La BEI plaide pour des investissements dans la tech et la formation

le 13/05/2019 L'AGEFI Quotidien / Edition de 7H

La disponibilité limitée du personnel qualifié est l’entrave à l’investissement la plus souvent citée pour 75% des entreprises, selon l’enquête en France de la Banque européenne d’investissement.

Le capital de la Banque Européenne d'Investissement pourrait être augmenté. Photo: Sylvie Françoise/Agefi

Le niveau des investissements s’est bien redressé en France depuis celui de 2008, qu’il dépasse de 2%, selon une enquête de la Banque européenne d’investissement (BEI) auprès de 12.300 entreprises situées en Europe (603 en France), entre avril et juillet 2018, consacrée à l’investissement et son financement.

La vraie question qui se pose à présent est celle de la qualité de ces investissements, qu’il s’agit de rendre plus innovants et d’une certaine façon plus risqués, souligne l’un des auteurs de l’enquête, Christoph Weiss, économiste au département d’économie de la BEI. De cette enquête il ressort que «les perspectives d’investissement se sont considérablement améliorées depuis 2017, les entreprises étant plus nombreuses à prévoir une hausse plutôt qu’une baisse de leurs activités d’investissement». Mais, au-delà de ce constat, dont il sera intéressant de suivre la mise à jour de fin d’année sur fond de ralentissement économique, il faut noter que l’investissement est désormais tiré par le secteur privé, particulièrement par les entreprises non financières qui renouvellent leurs machines et veulent se renforcer en matière de propriété intellectuelle.

«La moins bonne nouvelle est que le secteur public et les ménages investissent moins», observe Christoph Weiss.
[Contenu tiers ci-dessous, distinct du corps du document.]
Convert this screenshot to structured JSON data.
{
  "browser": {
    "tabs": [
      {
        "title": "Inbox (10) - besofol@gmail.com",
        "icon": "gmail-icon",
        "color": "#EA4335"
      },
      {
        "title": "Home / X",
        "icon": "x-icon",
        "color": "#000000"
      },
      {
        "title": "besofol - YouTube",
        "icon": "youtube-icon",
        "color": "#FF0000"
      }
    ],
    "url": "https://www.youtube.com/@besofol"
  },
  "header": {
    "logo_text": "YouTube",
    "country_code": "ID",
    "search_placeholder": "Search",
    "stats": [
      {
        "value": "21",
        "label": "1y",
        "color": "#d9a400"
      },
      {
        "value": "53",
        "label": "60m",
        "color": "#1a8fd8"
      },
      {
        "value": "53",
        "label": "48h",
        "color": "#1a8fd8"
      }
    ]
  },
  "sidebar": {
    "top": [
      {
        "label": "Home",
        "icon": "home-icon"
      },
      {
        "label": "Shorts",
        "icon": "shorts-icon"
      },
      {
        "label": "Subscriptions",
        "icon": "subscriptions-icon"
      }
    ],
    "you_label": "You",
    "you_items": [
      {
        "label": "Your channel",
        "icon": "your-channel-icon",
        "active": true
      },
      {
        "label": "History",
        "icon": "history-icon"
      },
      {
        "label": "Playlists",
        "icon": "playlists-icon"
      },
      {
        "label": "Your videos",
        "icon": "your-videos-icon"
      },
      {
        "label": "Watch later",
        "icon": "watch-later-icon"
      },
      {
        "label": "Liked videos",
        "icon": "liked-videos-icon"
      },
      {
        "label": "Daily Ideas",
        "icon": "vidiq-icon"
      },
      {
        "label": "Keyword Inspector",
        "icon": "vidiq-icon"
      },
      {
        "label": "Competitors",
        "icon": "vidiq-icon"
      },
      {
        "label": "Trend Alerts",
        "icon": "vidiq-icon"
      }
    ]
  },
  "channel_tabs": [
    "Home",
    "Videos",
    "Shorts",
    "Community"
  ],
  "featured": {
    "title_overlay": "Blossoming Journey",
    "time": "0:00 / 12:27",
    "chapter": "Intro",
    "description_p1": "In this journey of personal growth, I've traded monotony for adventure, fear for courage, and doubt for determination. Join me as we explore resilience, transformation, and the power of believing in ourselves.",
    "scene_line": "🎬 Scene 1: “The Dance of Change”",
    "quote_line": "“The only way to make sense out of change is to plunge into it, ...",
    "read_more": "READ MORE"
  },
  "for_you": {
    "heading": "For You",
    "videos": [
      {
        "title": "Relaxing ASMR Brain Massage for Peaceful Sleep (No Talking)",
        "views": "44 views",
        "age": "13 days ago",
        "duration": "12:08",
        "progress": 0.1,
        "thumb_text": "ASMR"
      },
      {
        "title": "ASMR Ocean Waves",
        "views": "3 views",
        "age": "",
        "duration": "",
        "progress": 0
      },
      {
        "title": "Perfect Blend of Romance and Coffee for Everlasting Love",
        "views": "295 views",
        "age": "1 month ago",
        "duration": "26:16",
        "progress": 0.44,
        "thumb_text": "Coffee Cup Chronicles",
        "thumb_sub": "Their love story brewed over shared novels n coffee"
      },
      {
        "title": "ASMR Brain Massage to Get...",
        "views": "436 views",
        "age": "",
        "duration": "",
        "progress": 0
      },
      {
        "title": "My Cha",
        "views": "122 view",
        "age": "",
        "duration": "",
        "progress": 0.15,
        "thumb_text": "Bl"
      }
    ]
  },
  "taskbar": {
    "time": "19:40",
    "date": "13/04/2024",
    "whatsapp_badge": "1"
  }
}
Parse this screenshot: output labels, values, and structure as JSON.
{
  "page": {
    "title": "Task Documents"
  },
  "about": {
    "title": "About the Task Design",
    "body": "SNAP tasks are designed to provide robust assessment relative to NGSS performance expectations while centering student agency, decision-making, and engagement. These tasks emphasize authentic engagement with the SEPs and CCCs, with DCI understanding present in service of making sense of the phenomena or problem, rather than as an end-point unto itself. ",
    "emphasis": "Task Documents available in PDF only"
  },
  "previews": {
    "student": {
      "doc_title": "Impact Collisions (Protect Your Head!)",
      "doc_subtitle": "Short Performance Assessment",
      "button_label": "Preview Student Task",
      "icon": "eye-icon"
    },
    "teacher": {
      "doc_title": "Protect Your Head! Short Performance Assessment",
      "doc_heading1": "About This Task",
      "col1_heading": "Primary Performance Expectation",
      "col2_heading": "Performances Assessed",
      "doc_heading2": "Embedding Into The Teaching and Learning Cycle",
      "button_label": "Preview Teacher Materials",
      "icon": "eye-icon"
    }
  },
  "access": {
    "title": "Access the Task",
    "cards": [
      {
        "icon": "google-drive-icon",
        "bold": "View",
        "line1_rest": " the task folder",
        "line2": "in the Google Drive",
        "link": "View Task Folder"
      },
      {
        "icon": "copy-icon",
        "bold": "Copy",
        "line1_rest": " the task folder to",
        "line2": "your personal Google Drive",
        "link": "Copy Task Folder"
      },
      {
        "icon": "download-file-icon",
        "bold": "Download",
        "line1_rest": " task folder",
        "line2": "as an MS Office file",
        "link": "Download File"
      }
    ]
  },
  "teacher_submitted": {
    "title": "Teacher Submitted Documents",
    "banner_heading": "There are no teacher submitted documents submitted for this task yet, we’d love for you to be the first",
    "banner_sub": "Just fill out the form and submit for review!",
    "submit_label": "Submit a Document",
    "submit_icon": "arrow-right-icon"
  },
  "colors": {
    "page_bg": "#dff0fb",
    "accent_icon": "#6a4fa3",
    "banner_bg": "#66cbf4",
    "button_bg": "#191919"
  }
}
Les investissements publics en infrastructures ont beaucoup baissé en 2013 et 2014, dans l’énergie, l’eau, les transports, la communication, mais aussi l’éducation et la santé, «notamment du fait des coupes financières subies par les autorités locales». La chute par rapport au reste de l’Europe est très sensible dans les transports, la santé et l’éducation.

Autre bémol, le niveau des investissements dans les technologies récentes (robots, imprimantes 3D, big data, internet des objets) est parfois en France inférieur à celui, non seulement de l’Allemagne, mais aussi de l’Italie. «La proportion moyenne de machines et équipements de pointe déclarée par les entreprises (29%) demeure inférieure à la moyenne de l’UE (44%)», montre la BEI. De façon générale, la France a moins renouvelé son capital que les autres grands pays ces dernières années.

Même situation dans le bâtiment, où la part du parc immobilier satisfaisant à des normes élevées en matière d’efficacité énergétique (22%) est inférieure à la moyenne de l’UE (37%).

Fait notable, parmi les principaux obstacles à l’investissement, ni le financement ni le poids de la réglementation ne viennent en tête des préoccupations. En revanche, «la disponibilité limitée du personnel qualifié est devenue l’entrave à l’investissement la plus fréquemment citée pour 75% des entreprises», 13 points de plus qu’en 2017, proche de la moyenne européenne, indique l’enquête.

«La BEI veut mettre l’accent sur la formation professionnelle pour ceux qui travaillent ou changent d’emploi, explique Christoph Weiss. Vu l’importance croissante des technologies digitales, l’investissement dans la formation des jeunes et des moins jeunes doit être renforcé.» Mais qui, des entreprises, de l’Etat ou des travailleurs, doit payer ? L’entreprise craint que son salarié formé s’en aille ou réclame une hausse de salaire. Pour surmonter ces difficultés, «le financement de la formation pourrait être tripartite», indique Christoph Weiss. La France a perdu beaucoup de parts de marché à l’international, dit-il, et il est important de requalifier la main-d’œuvre. D’autre part, même s’il ne profite pas à tous, un effort de formation sera un premier pas face à la montée du populisme.